*N.T.: Chutzpah é um termo tirado do idioma iídiche amplamente utilizada nos Estados Unidos para definir um tipo de comportamento ultrajante, como, por exemplo, quando uma pessoa que matou ambos os pais pede clemência ao tribunal alegando que é órfão.
Por Laurie Kazan-Allen (IBAS), na ABREA
Em 17 de janeiro de 2024, Fernanda Giannasi – líder da campanha de proibição do amianto na América Latina e cofundadora do Grupo Brasileiro de Vítimas do Amianto, a ABREA, postou um comentário no LinKedIn. Li uma vez e então, perplexa, li novamente. Depois de estudá-lo forensemente, comecei a escrever o artigo abaixo. Quando terminei, enviei para Fernanda para garantir que havia entendido corretamente os fatos por ela denunciados e ela confirmou que sim, dizendo:
“Os brasileiros são pessoas muito criativas em diversos campos como na música, arquitetura, artes visuais e plásticas. Infelizmente, esta mesma habilidade, quando deturpada por estrategistas jurídicos, pode ser utilizada de forma nefasta, como vimos aqui. Funcionários, membros e apoiadores da ABREA estão indignados com esse abuso de nosso sistema jurídico e com o desprezo com que a Eternit S.A. parece ter por suas vítimas.”

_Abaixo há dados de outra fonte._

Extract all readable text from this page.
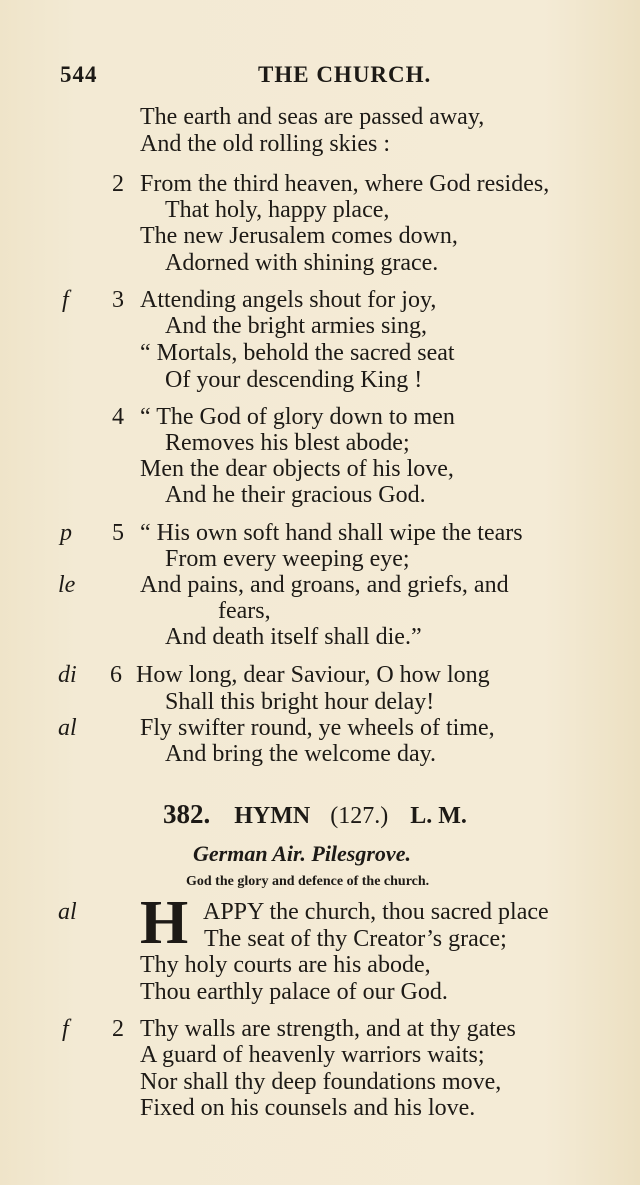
544	THE CHURCH.
The earth and seas are passed away,
And the old rolling skies :
2 From the third heaven, where God resides,
That holy, happy place,
The new Jerusalem comes down,
Adorned with shining grace.
f 3 Attending angels shout for joy,
And the bright armies sing,
“ Mortals, behold the sacred seat
Of your descending King !
4 “ The God of glory down to men
Removes his blest abode;
Men the dear objects of his love,
And he their gracious God.
p 5 “ His own soft hand shall wipe the tears
From every weeping eye;
le	And pains, and groans, and griefs, and
fears,
And death itself shall die.”
di 6 How long, dear Saviour, O how long
Shall this bright hour delay!
al	Fly swifter round, ye wheels of time,
And bring the welcome day.
382. HYMN (127.) L. M.
German Air. Pilesgrove.
God the glory and defence of the church.
al H APPY the church, thou sacred place
The seat of thy Creator’s grace;
Thy holy courts are his abode,
Thou earthly palace of our God.
f 2 Thy walls are strength, and at thy gates
A guard of heavenly warriors waits;
Nor shall thy deep foundations move,
Fixed on his counsels and his love.
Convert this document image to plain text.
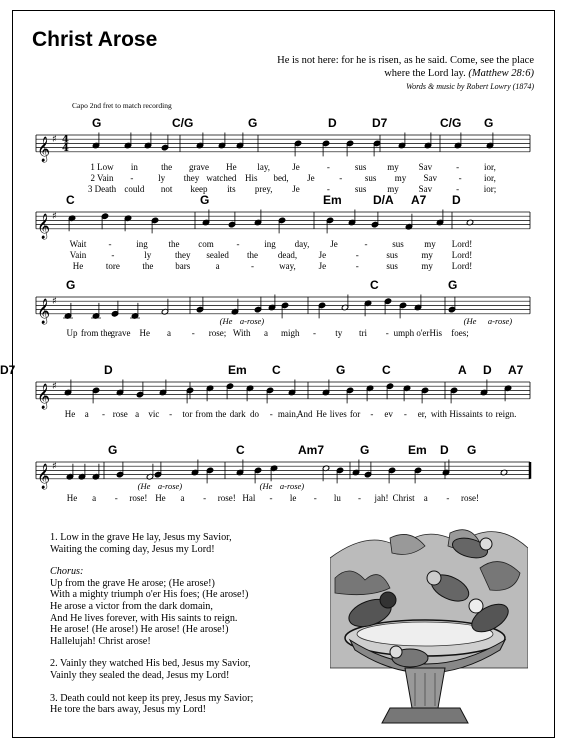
Christ Arose
He is not here: for he is risen, as he said. Come, see the place where the Lord lay. (Matthew 28:6)
Words & music by Robert Lowry (1874)
Capo 2nd fret to match recording
𝄞 ♯ 4
4
𝄞 ♯
𝄞 ♯
𝄞 ♯
𝄞 ♯
G	C/G	G	D	D7	C/G G
C	G	Em	D/A A7 D
G	C	G
D	Em C	G	C	A D A7
D7
G	C	Am7	G	Em D G
1 Low in	the grave He lay, Je	-	sus my Sav	-	ior,
2 Vain -	ly they watched His bed, Je	-	sus my Sav - ior,
3 Death could not keep its prey, Je	-	sus my Sav	-	ior;
Wait -	ing the com	-	ing day, Je	-	sus my Lord!
Vain	-	ly	they sealed the dead, Je	-	sus	my Lord!
He	tore the bars	a	-	way,	Je	-	sus	my Lord!
Up from the
grave He a - rose; With a migh - ty tri - umph o'er His foes;
(He a-rose)	(He a-rose)
He a - rose a vic - tor from the dark do - main,
And He lives for - ev - er, with His saints to reign.
He a - rose! He a - rose! Hal - le - lu - jah! Christ a - rose!
(He a-rose)	(He a-rose)

1. Low in the grave He lay, Jesus my Savior,
Waiting the coming day, Jesus my Lord!

Chorus:
Up from the grave He arose; (He arose!)
With a mighty triumph o'er His foes; (He arose!)
He arose a victor from the dark domain,
And He lives forever, with His saints to reign.
He arose! (He arose!) He arose! (He arose!)
Hallelujah! Christ arose!

2. Vainly they watched His bed, Jesus my Savior,
Vainly they sealed the dead, Jesus my Lord!

3. Death could not keep its prey, Jesus my Savior;
He tore the bars away, Jesus my Lord!
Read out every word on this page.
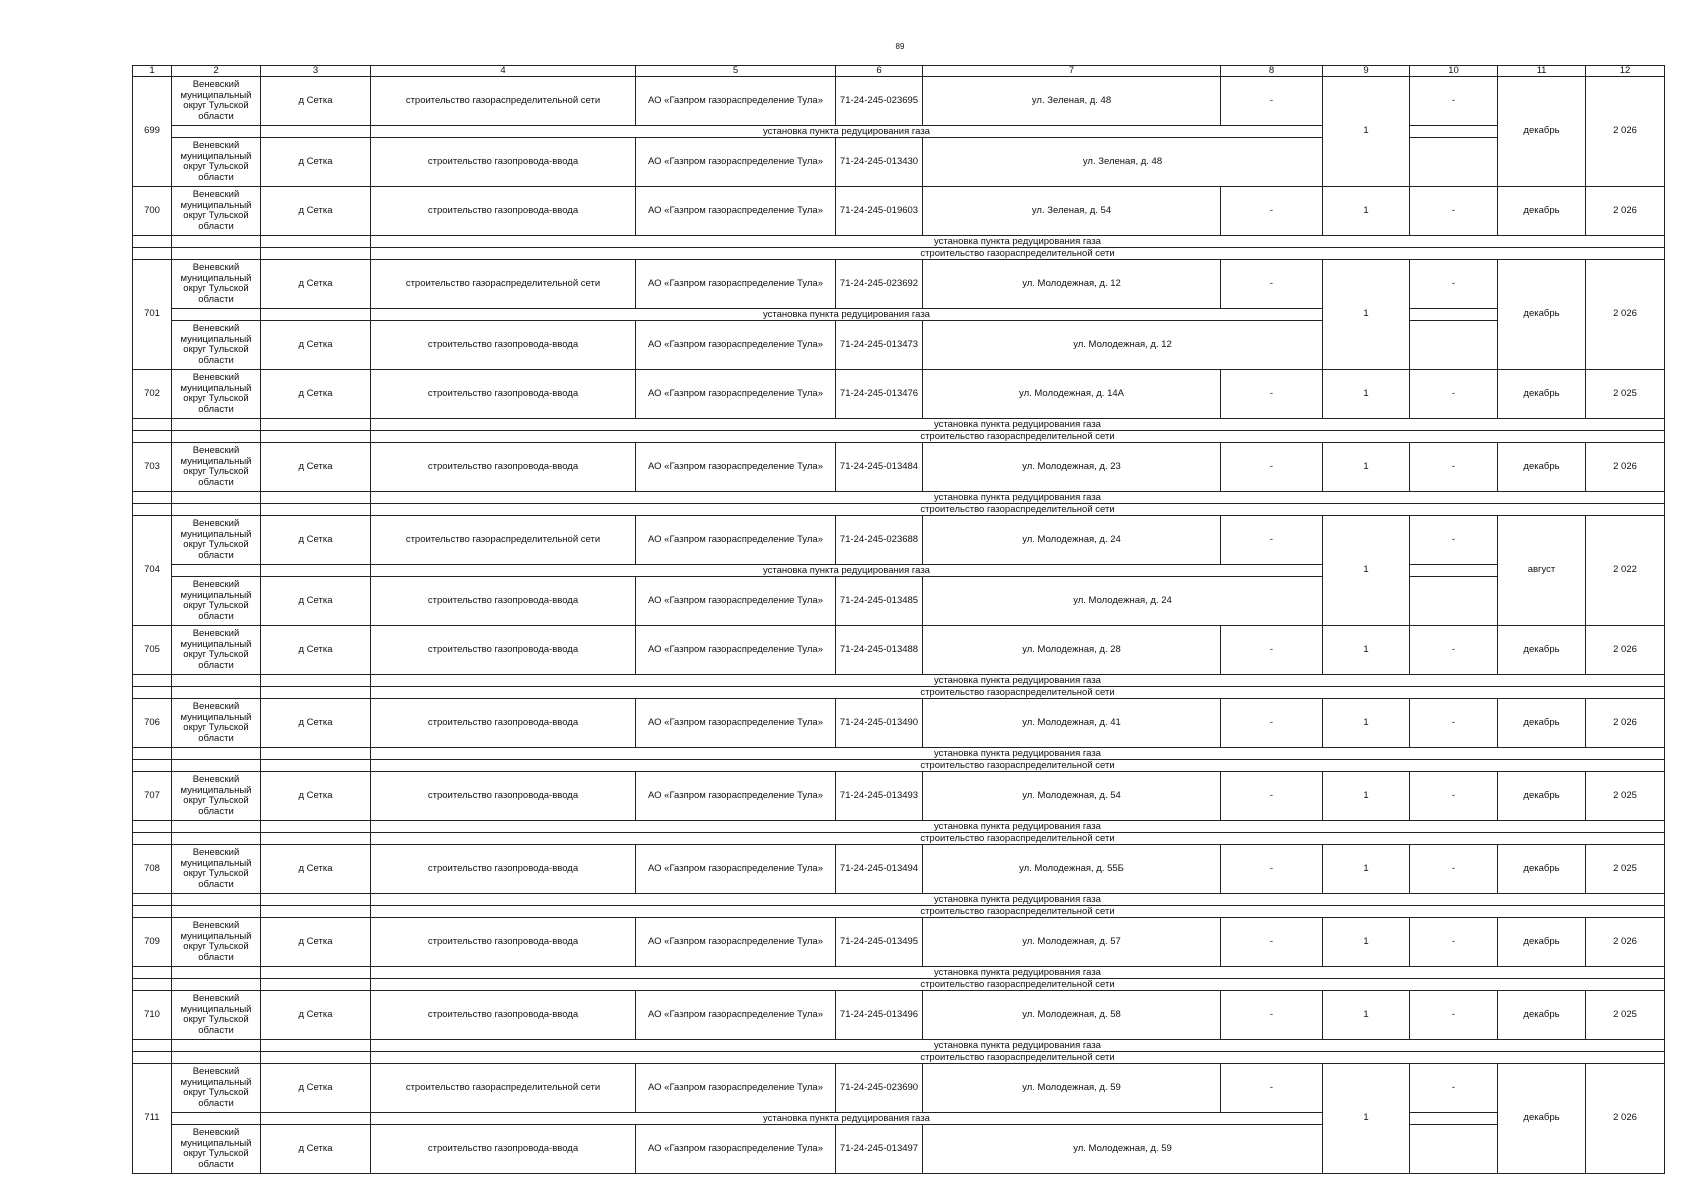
89
1	2	3	4	5	6	7	8	9	10	11	12
699	Веневский муниципальный округ Тульской области	д Сетка	строительство газораспределительной сети	АО «Газпром газораспределение Тула»	71-24-245-023695	ул. Зеленая, д. 48	-	1	-	декабрь	2 026
			установка пункта редуцирования газа								
	Веневский муниципальный округ Тульской области	д Сетка	строительство газопровода-ввода	АО «Газпром газораспределение Тула»	71-24-245-013430	ул. Зеленая, д. 48					
700	Веневский муниципальный округ Тульской области	д Сетка	строительство газопровода-ввода	АО «Газпром газораспределение Тула»	71-24-245-019603	ул. Зеленая, д. 54	-	1	-	декабрь	2 026
			установка пункта редуцирования газа								
			строительство газораспределительной сети								
701	Веневский муниципальный округ Тульской области	д Сетка	строительство газораспределительной сети	АО «Газпром газораспределение Тула»	71-24-245-023692	ул. Молодежная, д. 12	-	1	-	декабрь	2 026
			установка пункта редуцирования газа								
	Веневский муниципальный округ Тульской области	д Сетка	строительство газопровода-ввода	АО «Газпром газораспределение Тула»	71-24-245-013473	ул. Молодежная, д. 12					
702	Веневский муниципальный округ Тульской области	д Сетка	строительство газопровода-ввода	АО «Газпром газораспределение Тула»	71-24-245-013476	ул. Молодежная, д. 14А	-	1	-	декабрь	2 025
			установка пункта редуцирования газа								
			строительство газораспределительной сети								
703	Веневский муниципальный округ Тульской области	д Сетка	строительство газопровода-ввода	АО «Газпром газораспределение Тула»	71-24-245-013484	ул. Молодежная, д. 23	-	1	-	декабрь	2 026
			установка пункта редуцирования газа								
			строительство газораспределительной сети								
704	Веневский муниципальный округ Тульской области	д Сетка	строительство газораспределительной сети	АО «Газпром газораспределение Тула»	71-24-245-023688	ул. Молодежная, д. 24	-	1	-	август	2 022
			установка пункта редуцирования газа								
	Веневский муниципальный округ Тульской области	д Сетка	строительство газопровода-ввода	АО «Газпром газораспределение Тула»	71-24-245-013485	ул. Молодежная, д. 24					
705	Веневский муниципальный округ Тульской области	д Сетка	строительство газопровода-ввода	АО «Газпром газораспределение Тула»	71-24-245-013488	ул. Молодежная, д. 28	-	1	-	декабрь	2 026
			установка пункта редуцирования газа								
			строительство газораспределительной сети								
706	Веневский муниципальный округ Тульской области	д Сетка	строительство газопровода-ввода	АО «Газпром газораспределение Тула»	71-24-245-013490	ул. Молодежная, д. 41	-	1	-	декабрь	2 026
			установка пункта редуцирования газа								
			строительство газораспределительной сети								
707	Веневский муниципальный округ Тульской области	д Сетка	строительство газопровода-ввода	АО «Газпром газораспределение Тула»	71-24-245-013493	ул. Молодежная, д. 54	-	1	-	декабрь	2 025
			установка пункта редуцирования газа								
			строительство газораспределительной сети								
708	Веневский муниципальный округ Тульской области	д Сетка	строительство газопровода-ввода	АО «Газпром газораспределение Тула»	71-24-245-013494	ул. Молодежная, д. 55Б	-	1	-	декабрь	2 025
			установка пункта редуцирования газа								
			строительство газораспределительной сети								
709	Веневский муниципальный округ Тульской области	д Сетка	строительство газопровода-ввода	АО «Газпром газораспределение Тула»	71-24-245-013495	ул. Молодежная, д. 57	-	1	-	декабрь	2 026
			установка пункта редуцирования газа								
			строительство газораспределительной сети								
710	Веневский муниципальный округ Тульской области	д Сетка	строительство газопровода-ввода	АО «Газпром газораспределение Тула»	71-24-245-013496	ул. Молодежная, д. 58	-	1	-	декабрь	2 025
			установка пункта редуцирования газа								
			строительство газораспределительной сети								
711	Веневский муниципальный округ Тульской области	д Сетка	строительство газораспределительной сети	АО «Газпром газораспределение Тула»	71-24-245-023690	ул. Молодежная, д. 59	-	1	-	декабрь	2 026
			установка пункта редуцирования газа								
	Веневский муниципальный округ Тульской области	д Сетка	строительство газопровода-ввода	АО «Газпром газораспределение Тула»	71-24-245-013497	ул. Молодежная, д. 59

O fato a que Fernanda se refere no parágrafo acima é uma proposta apresentada ao tribunal que analisa o plano de saída da recuperação judicial da Eternit S.A. – o mais antigo e maior conglomerado do amianto do Brasil e dono de uma subsidiária que ainda produz amianto, a SAMA de Minaçu, em contravenção a uma decisão do Supremo Tribunal Federal do Brasil (STF) de 2017. A proposta se refere à indenização das vítimas de suas fábricas de cimento-amianto de Osasco (estado de São Paulo), Rio de Janeiro (estado do Rio de Janeiro), Simões Filho (estado da Bahia), Colombo (estado do Paraná), Goiânia e Anápolis (Goiás) Estado) não com dinheiro, mas com ações da empresa (em Setti, R. Eternit propõe indenizar vítima do amianto com… ações da Eternit na Bolsa. 16 de janeiro de 2024. (https://leiaisso.net/ve5q9/)

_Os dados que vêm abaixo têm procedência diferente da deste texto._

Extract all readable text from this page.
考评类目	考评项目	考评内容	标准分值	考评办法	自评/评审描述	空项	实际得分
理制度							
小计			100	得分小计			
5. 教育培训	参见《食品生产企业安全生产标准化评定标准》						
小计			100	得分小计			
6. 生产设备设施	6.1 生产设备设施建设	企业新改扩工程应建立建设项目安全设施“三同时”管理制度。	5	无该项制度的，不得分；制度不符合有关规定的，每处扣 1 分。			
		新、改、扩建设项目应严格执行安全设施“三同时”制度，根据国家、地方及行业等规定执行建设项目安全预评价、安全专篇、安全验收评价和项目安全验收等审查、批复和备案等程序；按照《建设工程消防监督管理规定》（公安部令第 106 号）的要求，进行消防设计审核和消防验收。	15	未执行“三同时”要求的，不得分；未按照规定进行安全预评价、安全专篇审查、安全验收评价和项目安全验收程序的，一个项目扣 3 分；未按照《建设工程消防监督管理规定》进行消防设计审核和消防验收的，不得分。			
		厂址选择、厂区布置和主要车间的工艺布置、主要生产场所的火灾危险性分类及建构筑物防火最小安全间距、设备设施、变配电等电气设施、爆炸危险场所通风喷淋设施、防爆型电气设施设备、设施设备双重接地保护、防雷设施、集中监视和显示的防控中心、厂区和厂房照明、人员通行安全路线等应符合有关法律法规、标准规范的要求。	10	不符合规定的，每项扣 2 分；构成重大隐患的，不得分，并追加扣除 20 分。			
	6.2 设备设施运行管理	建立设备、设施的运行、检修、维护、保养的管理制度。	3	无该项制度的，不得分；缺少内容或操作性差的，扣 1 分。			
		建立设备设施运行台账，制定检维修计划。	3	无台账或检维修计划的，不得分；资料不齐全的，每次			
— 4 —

De acordo com a proposta da empresa, os atuais e futuros demandantes que tiverem decisões judiciais favoráveis, por serem vítimas de doenças relacionadas ao amianto, com indenizações superiores a R$ 250 mil – que, provavelmente, serão a maioria dos reclamantes representados pelos advogados da ABREA – terão apenas uma opção realista: receber o R$ 250 mil em 90 dias, sendo o restante da remuneração pago em ações da empresa Eternit negociadas na Bolsa de Valores de São Paulo (BOVESPA) no prazo de um ano. Alternativamente, os requerentes seriam forçados a esperar oito anos e meio para receber o valor em dinheiro da indenização concedida pelos tribunais do trabalho. Em outras palavras, de agora em diante, as vítimas do amianto da Eternit – a maioria das quais vive com sobrevida reduzida – não terão alternativa razoável a não ser se tornarem acionistas da empresa cuja negligência, prevaricação e irresponsabilidade social corporativa roubaram-lhes a saúde e, infelizmente, em muitos casos, está fazendo com que morram prematuramente devido aos cânceres e doenças relacionadas ao amianto.

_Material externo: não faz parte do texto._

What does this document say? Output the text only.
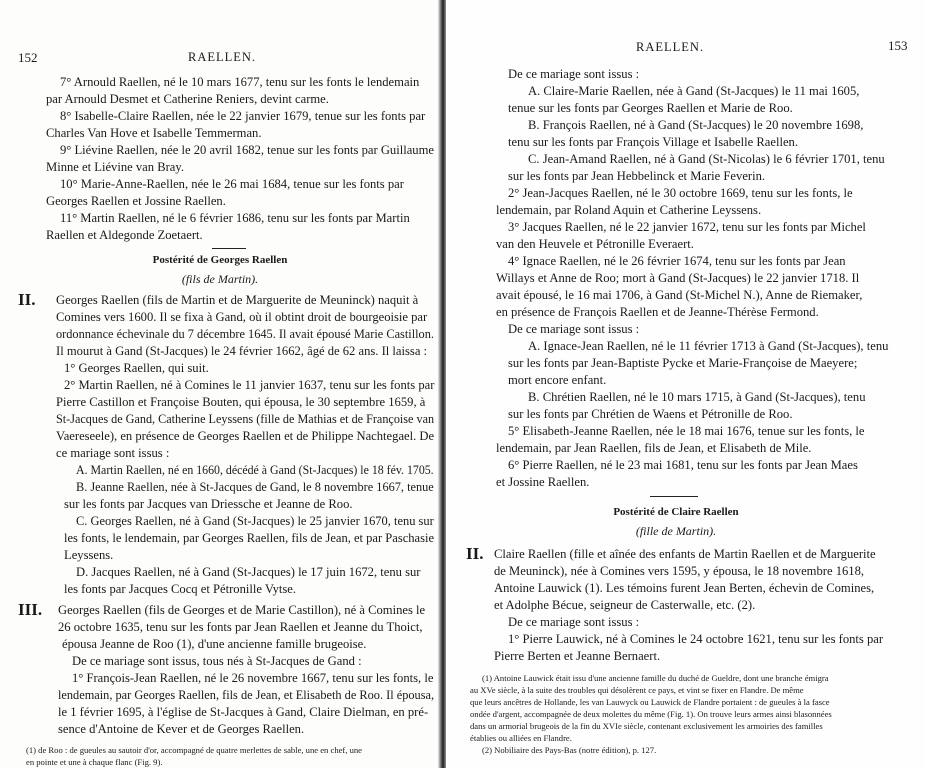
152	RAELLEN.
7° Arnould Raellen, né le 10 mars 1677, tenu sur les fonts le lendemain
par Arnould Desmet et Catherine Reniers, devint carme.
8° Isabelle-Claire Raellen, née le 22 janvier 1679, tenue sur les fonts par
Charles Van Hove et Isabelle Temmerman.
9° Liévine Raellen, née le 20 avril 1682, tenue sur les fonts par Guillaume
Minne et Liévine van Bray.
10° Marie-Anne-Raellen, née le 26 mai 1684, tenue sur les fonts par
Georges Raellen et Jossine Raellen.
11° Martin Raellen, né le 6 février 1686, tenu sur les fonts par Martin
Raellen et Aldegonde Zoetaert.
Postérité de Georges Raellen
(fils de Martin).
II. Georges Raellen (fils de Martin et de Marguerite de Meuninck) naquit à
Comines vers 1600. Il se fixa à Gand, où il obtint droit de bourgeoisie par
ordonnance échevinale du 7 décembre 1645. Il avait épousé Marie Castillon.
Il mourut à Gand (St-Jacques) le 24 février 1662, âgé de 62 ans. Il laissa :
1° Georges Raellen, qui suit.
2° Martin Raellen, né à Comines le 11 janvier 1637, tenu sur les fonts par
Pierre Castillon et Françoise Bouten, qui épousa, le 30 septembre 1659, à
St-Jacques de Gand, Catherine Leyssens (fille de Mathias et de Françoise van
Vaereseele), en présence de Georges Raellen et de Philippe Nachtegael. De
ce mariage sont issus :
A. Martin Raellen, né en 1660, décédé à Gand (St-Jacques) le 18 fév. 1705.
B. Jeanne Raellen, née à St-Jacques de Gand, le 8 novembre 1667, tenue
sur les fonts par Jacques van Driessche et Jeanne de Roo.
C. Georges Raellen, né à Gand (St-Jacques) le 25 janvier 1670, tenu sur
les fonts, le lendemain, par Georges Raellen, fils de Jean, et par Paschasie
Leyssens.
D. Jacques Raellen, né à Gand (St-Jacques) le 17 juin 1672, tenu sur
les fonts par Jacques Cocq et Pétronille Vytse.
III. Georges Raellen (fils de Georges et de Marie Castillon), né à Comines le
26 octobre 1635, tenu sur les fonts par Jean Raellen et Jeanne du Thoict,
épousa Jeanne de Roo (1), d'une ancienne famille brugeoise.
De ce mariage sont issus, tous nés à St-Jacques de Gand :
1° François-Jean Raellen, né le 26 novembre 1667, tenu sur les fonts, le
lendemain, par Georges Raellen, fils de Jean, et Elisabeth de Roo. Il épousa,
le 1 février 1695, à l'église de St-Jacques à Gand, Claire Dielman, en pré-
sence d'Antoine de Kever et de Georges Raellen.
(1) de Roo : de gueules au sautoir d'or, accompagné de quatre merlettes de sable, une en chef, une
en pointe et une à chaque flanc (Fig. 9).
RAELLEN.	153
De ce mariage sont issus :
A. Claire-Marie Raellen, née à Gand (St-Jacques) le 11 mai 1605,
tenue sur les fonts par Georges Raellen et Marie de Roo.
B. François Raellen, né à Gand (St-Jacques) le 20 novembre 1698,
tenu sur les fonts par François Village et Isabelle Raellen.
C. Jean-Amand Raellen, né à Gand (St-Nicolas) le 6 février 1701, tenu
sur les fonts par Jean Hebbelinck et Marie Feverin.
2° Jean-Jacques Raellen, né le 30 octobre 1669, tenu sur les fonts, le
lendemain, par Roland Aquin et Catherine Leyssens.
3° Jacques Raellen, né le 22 janvier 1672, tenu sur les fonts par Michel
van den Heuvele et Pétronille Everaert.
4° Ignace Raellen, né le 26 février 1674, tenu sur les fonts par Jean
Willays et Anne de Roo; mort à Gand (St-Jacques) le 22 janvier 1718. Il
avait épousé, le 16 mai 1706, à Gand (St-Michel N.), Anne de Riemaker,
en présence de François Raellen et de Jeanne-Thérèse Fermond.
De ce mariage sont issus :
A. Ignace-Jean Raellen, né le 11 février 1713 à Gand (St-Jacques), tenu
sur les fonts par Jean-Baptiste Pycke et Marie-Françoise de Maeyere;
mort encore enfant.
B. Chrétien Raellen, né le 10 mars 1715, à Gand (St-Jacques), tenu
sur les fonts par Chrétien de Waens et Pétronille de Roo.
5° Elisabeth-Jeanne Raellen, née le 18 mai 1676, tenue sur les fonts, le
lendemain, par Jean Raellen, fils de Jean, et Elisabeth de Mile.
6° Pierre Raellen, né le 23 mai 1681, tenu sur les fonts par Jean Maes
et Jossine Raellen.
Postérité de Claire Raellen
(fille de Martin).
II. Claire Raellen (fille et aînée des enfants de Martin Raellen et de Marguerite
de Meuninck), née à Comines vers 1595, y épousa, le 18 novembre 1618,
Antoine Lauwick (1). Les témoins furent Jean Berten, échevin de Comines,
et Adolphe Bécue, seigneur de Casterwalle, etc. (2).
De ce mariage sont issus :
1° Pierre Lauwick, né à Comines le 24 octobre 1621, tenu sur les fonts par
Pierre Berten et Jeanne Bernaert.
(1) Antoine Lauwick était issu d'une ancienne famille du duché de Gueldre, dont une branche émigra
au XVe siècle, à la suite des troubles qui désolèrent ce pays, et vint se fixer en Flandre. De même
que leurs ancêtres de Hollande, les van Lauwyck ou Lauwick de Flandre portaient : de gueules à la fasce
ondée d'argent, accompagnée de deux molettes du même (Fig. 1). On trouve leurs armes ainsi blasonnées
dans un armorial brugeois de la fin du XVIe siècle, contenant exclusivement les armoiries des familles
établies ou alliées en Flandre.
(2) Nobiliaire des Pays-Bas (notre édition), p. 127.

Em mais de 30 anos em que estive envolvida na luta por justiça em matéria relacionada ao amianto, pensei ter testemunhado todo o tipo de estratégias de desvio, encobrimento e negação por parte dos réus do amianto e de seus advogados. O sumiço de documentos, testemunhas faltando com a verdade e os processos adiados interminavelmente eram táticas familiares para mim e para outros que lutam pelos direitos legais das vítimas.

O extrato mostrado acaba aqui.